L’accord signé ce 27 juin 2025 à Washington entre la République démocratique du Congo et le Rwanda ne se limite pas à des questions de sécurité. Il prévoit une coopération élargie dans plusieurs domaines stratégiques comme la gestion des ressources naturelles, le développement hydroélectrique ou encore l’organisation de chaînes de valeur minières communes, en partenariat avec des investisseurs américains. L’objectif est de formaliser des processus industriels de bout en bout, « de la mine au métal transformé », dans une logique d’intégration régionale.

Mais si ce cadre est perçu par certains comme une opportunité pour renforcer les échanges et optimiser les ressources, d’autres voix soulignent les risques d’un déséquilibre dans la mise en œuvre. Le docteur Denis Mukwege, prix Nobel de la paix, a exprimé des critiques claires à ce sujet lors d’un discours prononcé à Bruxelles le jour même de la signature. Selon lui, « Je profite enfin de cette tribune pour dénoncer l’approche bilatérale privilégiée par Washington face à une crise dont la dimension est largement régionale, avec la présence de diverses armées étrangères sur le territoire congolais, dont celles de l’Ouganda et du Burundi, et entretenue par des intérêts géostratégiques qui touchent au fonctionnement de l’économie mondiale. »

À travers sa lecture, le contenu économique de l’accord pose question quant à la souveraineté de la RDC sur ses ressources. « Ainsi, sous couvert de coopération économique, de sécurisation des chaînes d’approvisionnement en minerais et de création de chaînes de valeur intégrées et transparentes pour reprendre les termes de l’accord signé aujourd’hui , les minerais congolais seront exportés pour ne pas dire “bradés” à l’état brut vers le Rwanda, qui procédera à la transformation et à l’exportation de produits semi-finis ou finis vers le reste du monde », a-t-il affirmé.

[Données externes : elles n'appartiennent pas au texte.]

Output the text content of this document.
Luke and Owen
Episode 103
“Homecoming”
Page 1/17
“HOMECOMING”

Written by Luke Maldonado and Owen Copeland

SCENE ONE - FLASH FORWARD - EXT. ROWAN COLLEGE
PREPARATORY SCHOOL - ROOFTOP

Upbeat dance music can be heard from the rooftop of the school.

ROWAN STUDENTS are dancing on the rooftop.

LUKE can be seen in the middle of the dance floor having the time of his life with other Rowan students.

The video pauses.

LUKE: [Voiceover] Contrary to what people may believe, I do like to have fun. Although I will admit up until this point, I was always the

Et d’ajouter : « Comment accepter d’abandonner notre souveraineté ? Comment accepter de légitimer l’occupation d’un pays agresseur ? Comment accepter le bradage de nos ressources minières ? Comment sacrifier la justice sur l’autel d’une paix qui ne pourra qu’être fragile car l’accord de paix plante les graines de la répétition des conflits et des atrocités de masse. » À l’heure de sa mise en œuvre, cet accord reste donc porteur d’enjeux majeurs, au croisement des ambitions économiques, des impératifs de stabilité et des attentes citoyennes.

Dans ce contexte, si l’accord signé à Washington représente une opportunité diplomatique, les positions comme celle du docteur Mukwege rappellent que la paix véritable nécessite aussi la transparence, l’inclusivité et le respect des aspirations citoyennes.